Palladium-based three-terminal devices for single molecule electronics

L. ARZUBIAGA; F. GOLMAR; R. LLOPIS; F. CASANOVA; L. HUESO

Barcelona

Conferencia; 5th International Conference on Molecular Materials; 2012

One of the goals in the constant downscaling of electronic devices would be exploiting single molecule transistors (SMT). However, building devices that can both enable electrical contact and modulate electron transport through an isolated molecule is a very challenging task. Electromigration is a suitable technique for the fabrication of electrode pairs with a separation of the order of molecular dimensions (1-2nm). It consists on passing a current through a metal wire of nanometric cross-section until the failure of the material.
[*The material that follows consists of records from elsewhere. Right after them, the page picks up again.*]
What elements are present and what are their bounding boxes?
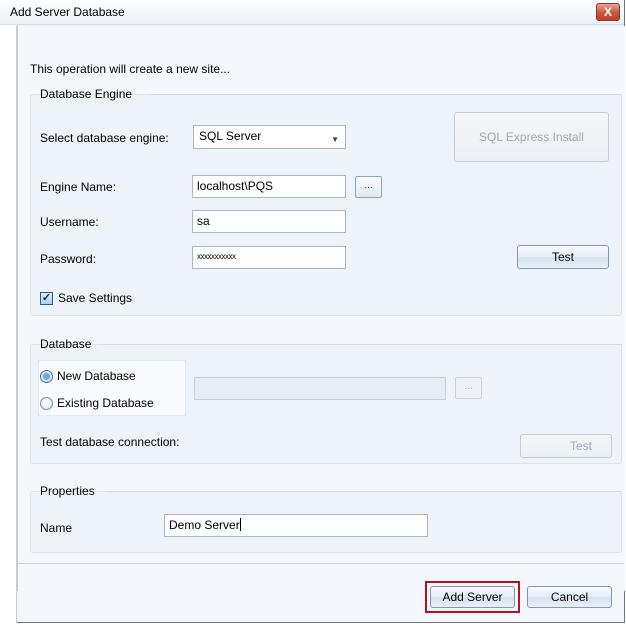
username-value: sa <box>197 214 210 228</box>
cancel-label: Cancel <box>550 590 589 604</box>
text-cursor <box>239 518 241 531</box>
save-settings-checkbox[interactable]: ✓ <box>40 292 53 305</box>
test-connection-label: Test database connection: <box>40 435 180 449</box>
password-input[interactable]: xxxxxxxxxxx <box>192 246 346 269</box>
properties-legend: Properties <box>40 484 95 498</box>
engine-name-value: localhost\PQS <box>197 179 274 193</box>
chevron-down-icon: ▼ <box>331 135 339 144</box>
database-legend: Database <box>40 337 92 351</box>
select-engine-label: Select database engine: <box>40 131 169 145</box>
title-bar[interactable]: Add Server Database X <box>0 0 624 25</box>
password-value: xxxxxxxxxxx <box>197 252 236 261</box>
database-engine-legend-line <box>150 94 622 95</box>
footer-separator <box>18 563 624 564</box>
database-engine-legend: Database Engine <box>40 87 133 101</box>
ellipsis-icon: ... <box>364 180 373 191</box>
engine-name-label: Engine Name: <box>40 180 117 194</box>
add-server-label: Add Server <box>442 590 503 604</box>
window-title: Add Server Database <box>10 5 125 19</box>
intro-text: This operation will create a new site... <box>30 62 231 76</box>
add-server-button[interactable]: Add Server <box>430 586 515 608</box>
ellipsis-icon: ... <box>464 381 473 392</box>
database-browse-button[interactable]: ... <box>455 377 482 399</box>
engine-test-label: Test <box>551 250 574 264</box>
properties-legend-line <box>108 491 622 492</box>
server-name-input[interactable]: Demo Server <box>164 514 428 537</box>
database-test-button[interactable]: Test <box>520 434 612 458</box>
username-label: Username: <box>40 215 99 229</box>
cancel-button[interactable]: Cancel <box>527 586 612 608</box>
password-label: Password: <box>40 252 97 266</box>
new-database-radio[interactable] <box>40 370 53 383</box>
database-name-input[interactable] <box>194 377 446 400</box>
database-test-label: Test <box>569 439 592 453</box>
close-icon: X <box>603 5 612 19</box>
existing-database-label: Existing Database <box>57 396 154 410</box>
sql-express-install-button[interactable]: SQL Express Install <box>454 112 609 162</box>
engine-name-input[interactable]: localhost\PQS <box>192 175 346 198</box>
engine-browse-button[interactable]: ... <box>355 176 382 198</box>
engine-select-value: SQL Server <box>199 129 262 143</box>
sql-express-install-label: SQL Express Install <box>479 130 584 144</box>
close-button[interactable]: X <box>596 3 620 21</box>
engine-select[interactable]: SQL Server ▼ <box>193 125 346 149</box>
new-database-label: New Database <box>57 369 136 383</box>
engine-test-button[interactable]: Test <box>517 245 609 269</box>
server-name-value: Demo Server <box>169 518 240 532</box>
username-input[interactable]: sa <box>192 210 346 233</box>
save-settings-label: Save Settings <box>58 291 133 305</box>
existing-database-radio[interactable] <box>40 397 53 410</box>
database-legend-line <box>102 344 622 345</box>
name-label: Name <box>40 521 73 535</box>
window-left-frame <box>0 25 17 623</box>
checkmark-icon: ✓ <box>41 292 52 304</box>
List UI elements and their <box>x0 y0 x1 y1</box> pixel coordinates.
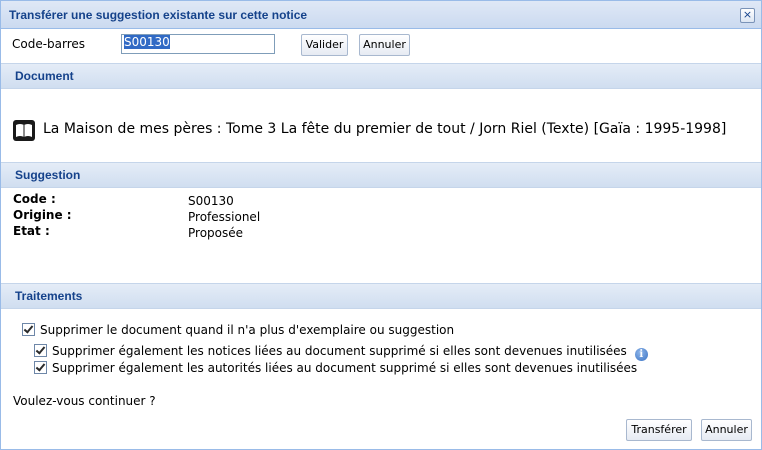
checkbox-delete-document[interactable] <box>22 323 35 336</box>
option-delete-notices-label: Supprimer également les notices liées au… <box>52 344 627 358</box>
suggestion-section-header: Suggestion <box>1 162 761 188</box>
suggestion-code-value: S00130 <box>188 194 234 208</box>
info-icon[interactable]: i <box>634 348 648 361</box>
suggestion-state-label: Etat : <box>13 224 50 238</box>
document-row: La Maison de mes pères : Tome 3 La fête … <box>13 119 761 143</box>
confirm-question: Voulez-vous continuer ? <box>13 394 156 408</box>
barcode-input-value: S00130 <box>124 35 170 49</box>
option-delete-authorities-label: Supprimer également les autorités liées … <box>52 361 638 375</box>
book-icon <box>13 120 35 141</box>
transfer-dialog: Transférer une suggestion existante sur … <box>0 0 762 450</box>
suggestion-state-value: Proposée <box>188 226 244 240</box>
option-delete-document[interactable]: Supprimer le document quand il n'a plus … <box>22 323 454 337</box>
footer-cancel-button[interactable]: Annuler <box>701 419 752 441</box>
suggestion-header-label: Suggestion <box>15 168 81 182</box>
transfer-button[interactable]: Transférer <box>626 419 692 441</box>
option-delete-authorities[interactable]: Supprimer également les autorités liées … <box>34 361 637 375</box>
document-section-header: Document <box>1 63 761 89</box>
treatments-section-header: Traitements <box>1 283 761 309</box>
checkbox-delete-authorities[interactable] <box>34 361 47 374</box>
suggestion-code-label: Code : <box>13 192 56 206</box>
barcode-label: Code-barres <box>12 37 86 51</box>
option-delete-notices[interactable]: Supprimer également les notices liées au… <box>34 344 648 361</box>
document-title: La Maison de mes pères : Tome 3 La fête … <box>43 121 727 137</box>
checkbox-delete-notices[interactable] <box>34 344 47 357</box>
option-delete-document-label: Supprimer le document quand il n'a plus … <box>40 323 455 337</box>
barcode-input[interactable]: S00130 <box>121 34 275 54</box>
barcode-row: Code-barres S00130 Valider Annuler <box>1 29 761 61</box>
close-icon[interactable]: × <box>740 8 755 23</box>
document-header-label: Document <box>15 69 74 83</box>
dialog-titlebar[interactable]: Transférer une suggestion existante sur … <box>1 1 761 29</box>
barcode-cancel-button[interactable]: Annuler <box>359 34 410 56</box>
suggestion-origin-value: Professionel <box>188 210 261 224</box>
treatments-header-label: Traitements <box>15 289 83 303</box>
dialog-title: Transférer une suggestion existante sur … <box>9 8 308 22</box>
suggestion-origin-label: Origine : <box>13 208 72 222</box>
validate-button[interactable]: Valider <box>301 34 348 56</box>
The obtained electrode pairs have a planar architecture, suitable for the addition of a gate electrode. This third electrode is essential for exploring and modulating electron transport through the different energy levels of the molecule [1]. The geometry and sizes of the obtained nanogap electrode pairs can be different, due to the stochastic nature of the electromigration process. This variety in device geometry can complicate the study of SMTs. To begin with, the devices obtained by electromigration can have different electron transport characteristics that are inherent to the nature of the inter-electrode gap [2]. In addition to this, pollutants or solvent traces remaining from the fabrication can give transport characteristics similar to those of a single molecule. On the other hand, several groups have shown an interest in studying nanojunctions of different metals, which can show additional features in charge transport [3]. The possible appearance of all these effects requires a careful study of the as-produced devices (before the addition of the molecule). This way, all the features in electron transport of the SMT that have other source than the studied molecule can be ruled out. In this work we report the fabrication by electromigration of palladium-based three-terminal devices with nanogap electrode pairs. The role of palladium in these devices was compared to other inert noble metals, such as gold. The effect of the electrostatic gate was studied in nominally non-contacted electrodes. Finally, preliminary electrical measurements of fullerene SMTs were performed. [1] H. Song, Y. Kim, Y. H. Jang, H. Jeong, M. A. Reed and T. Lee, Nature 2009, 462, 1039. [2] E. A. Osorio, T. Bjørnholm, J. M. Lehn, M. Ruben and H. S. van der Zant ,J. Phys.: Condens. Matter 2008, 20, 374121. [3] G. D. Scott, J.J. Palacios and D. Natelson, ACS Nano 2010, 4, 2831.